Instructions for the use of herbal cough lozenges Doctor MOM ®

Ointment Doctor MOM ® Fito helps to cope with headaches, nasal congestion, runny nose, muscle and joint pain, as well as other symptoms of the flu and colds. The preparation contains four essential oils. The ointment is suitable for children from 3 years of age and adults.

Instructions for the use of the ointment Doctor IOM ® Phyto

Features of application

According to the instructions for the use of drugs from the Doctor IOM ® line, the funds are taken internally (syrup, lozenges) or externally (ointment).

It is recommended to dissolve pastilles one piece every two hours. The maximum daily dose is ten lozenges.

Method of application syrup : kids 3-6 years old – 2.5 ml three times a day, children 6-14 years old – 2.5-5 ml three times a day; from 14 years old – 5-10 ml three times a day. The course of therapy is 2-3 weeks.

Ointment is applied to the temples for headache, for nasal congestion and a runny nose – on the wings of the nose, for pain in the back and muscles – on the disturbing area 2 .More information can be found in the instructions * Dr. IOM ® .
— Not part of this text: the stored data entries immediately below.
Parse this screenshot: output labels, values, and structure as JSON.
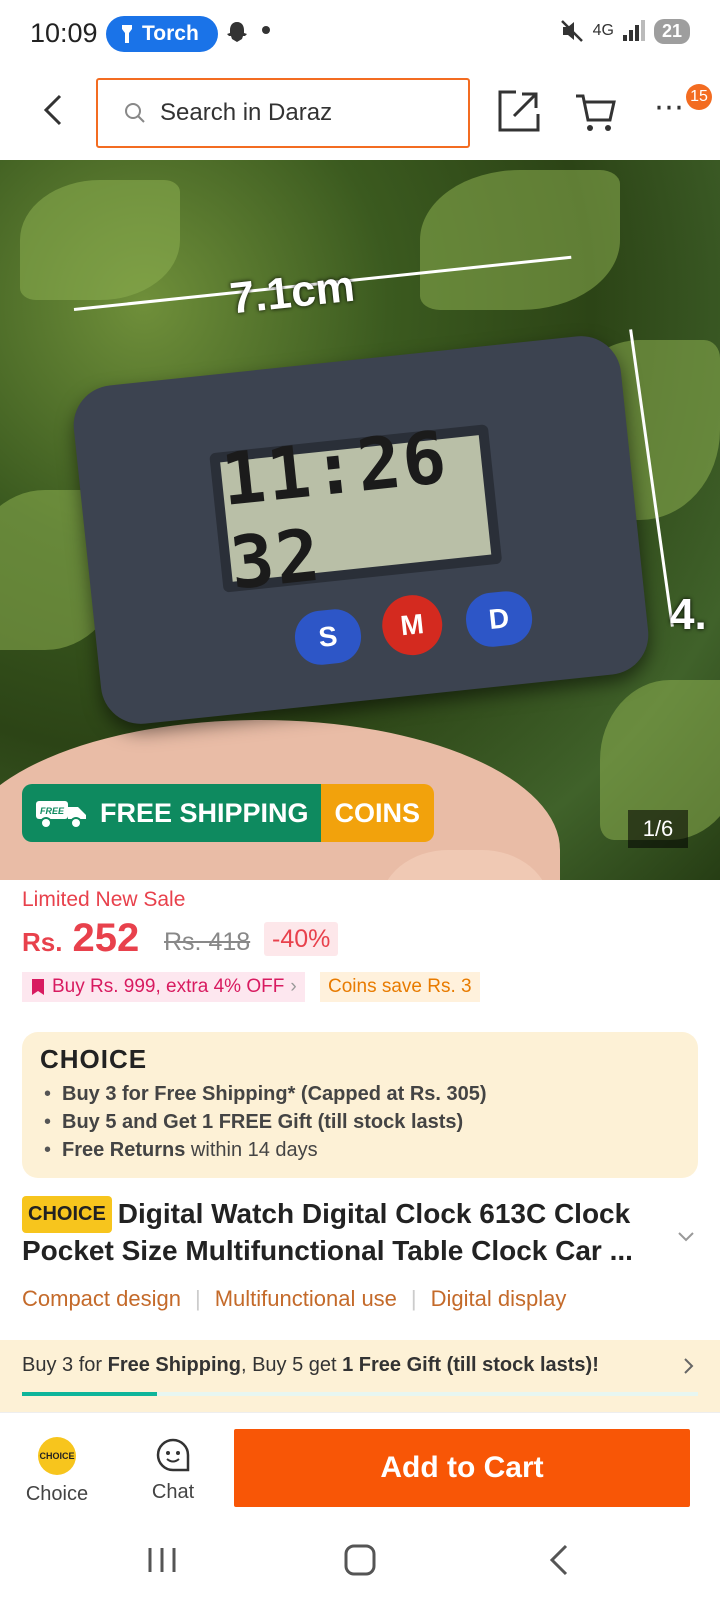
{
  "status_bar": {
    "time": "10:09",
    "torch_label": "Torch",
    "network": "4G",
    "battery": "21"
  },
  "top_bar": {
    "search_placeholder": "Search in Daraz",
    "cart_badge": "15"
  },
  "hero": {
    "width_label": "7.1cm",
    "height_label": "4.",
    "lcd_time": "11:26 32",
    "buttons": [
      "S",
      "M",
      "D"
    ],
    "free_shipping_label": "FREE SHIPPING",
    "free_badge": "FREE",
    "coins_label": "COINS",
    "image_counter": "1/6"
  },
  "price": {
    "sale_label": "Limited New Sale",
    "currency": "Rs.",
    "current": "252",
    "original": "Rs. 418",
    "discount": "-40%",
    "promo": "Buy Rs. 999, extra 4% OFF",
    "coins_save": "Coins save Rs. 3"
  },
  "choice_box": {
    "logo": "CHOICE",
    "items": [
      {
        "bold": "Buy 3 for  Free Shipping* (Capped at Rs. 305)",
        "rest": ""
      },
      {
        "bold": "Buy 5 and Get 1 FREE Gift (till stock lasts)",
        "rest": ""
      },
      {
        "bold": "Free Returns",
        "rest": " within 14 days"
      }
    ]
  },
  "product": {
    "tag": "CHOICE",
    "title": "Digital Watch Digital Clock 613C Clock Pocket Size Multifunctional Table Clock Car ...",
    "features": [
      "Compact design",
      "Multifunctional use",
      "Digital display"
    ]
  },
  "banner": {
    "part1": "Buy 3 for ",
    "bold1": "Free Shipping",
    "part2": ", Buy 5 get ",
    "bold2": "1 Free Gift (till stock lasts)!",
    "progress": 0.2
  },
  "bottom_bar": {
    "choice_label": "Choice",
    "choice_icon_text": "CHOICE",
    "chat_label": "Chat",
    "add_to_cart": "Add to Cart"
  },
  "colors": {
    "accent": "#f85606",
    "price_red": "#e8414c",
    "choice_yellow": "#f7c51d",
    "free_ship_green": "#0e8a5f"
  }
}
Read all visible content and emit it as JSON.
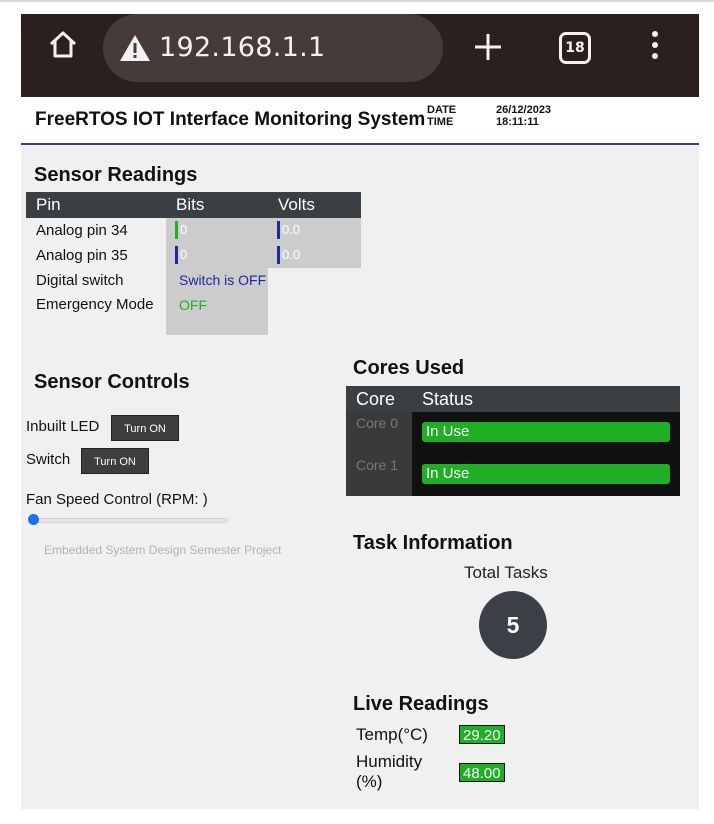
{
  "browser": {
    "url": "192.168.1.1",
    "tab_count": "18"
  },
  "header": {
    "title": "FreeRTOS IOT Interface Monitoring System",
    "date_label": "DATE",
    "time_label": "TIME",
    "date_value": "26/12/2023",
    "time_value": "18:11:11"
  },
  "sensor_readings": {
    "heading": "Sensor Readings",
    "columns": [
      "Pin",
      "Bits",
      "Volts"
    ],
    "rows": [
      {
        "label": "Analog pin 34",
        "bits": "0",
        "volts": "0.0",
        "bits_color": "#1faf25",
        "volts_color": "#1c2a9c"
      },
      {
        "label": "Analog pin 35",
        "bits": "0",
        "volts": "0.0",
        "bits_color": "#1c2a9c",
        "volts_color": "#1c2a9c"
      },
      {
        "label": "Digital switch",
        "bits": "Switch is OFF",
        "bits_color": "#1c2a9c"
      },
      {
        "label": "Emergency Mode",
        "bits": "OFF",
        "bits_color": "#1faf25"
      }
    ]
  },
  "sensor_controls": {
    "heading": "Sensor Controls",
    "led_label": "Inbuilt LED",
    "led_button": "Turn ON",
    "switch_label": "Switch",
    "switch_button": "Turn ON",
    "fan_label": "Fan Speed Control (RPM: )",
    "fan_level": 0,
    "footer": "Embedded System Design Semester Project"
  },
  "cores_used": {
    "heading": "Cores Used",
    "columns": [
      "Core",
      "Status"
    ],
    "rows": [
      {
        "core": "Core 0",
        "status": "In Use"
      },
      {
        "core": "Core 1",
        "status": "In Use"
      }
    ]
  },
  "task_information": {
    "heading": "Task Information",
    "total_label": "Total Tasks",
    "total_value": "5"
  },
  "live_readings": {
    "heading": "Live Readings",
    "temp_label": "Temp(°C)",
    "temp_value": "29.20",
    "humidity_label": "Humidity (%)",
    "humidity_value": "48.00"
  },
  "colors": {
    "accent_green": "#1faf25",
    "bar_blue": "#1c2a9c",
    "table_header": "#3a3f44",
    "header_rule": "#333f7a"
  }
}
1 Simple syrup – licorice syrup. The pronounced effect of Dr. IOM ® syrup was noted three times more often than when using licorice syrup. (Herbal cough syrup Dr. IOM ® in the complex therapy of acute respiratory infections in children. I. N. Zakharova, A. L. Zaplatnikov, E. M. Ovsyannikova, A. V. Suzdalenkov, V. A. Ivanov.Journal “Consilium Medicum”, Pediatrics, No. 2, 2004.).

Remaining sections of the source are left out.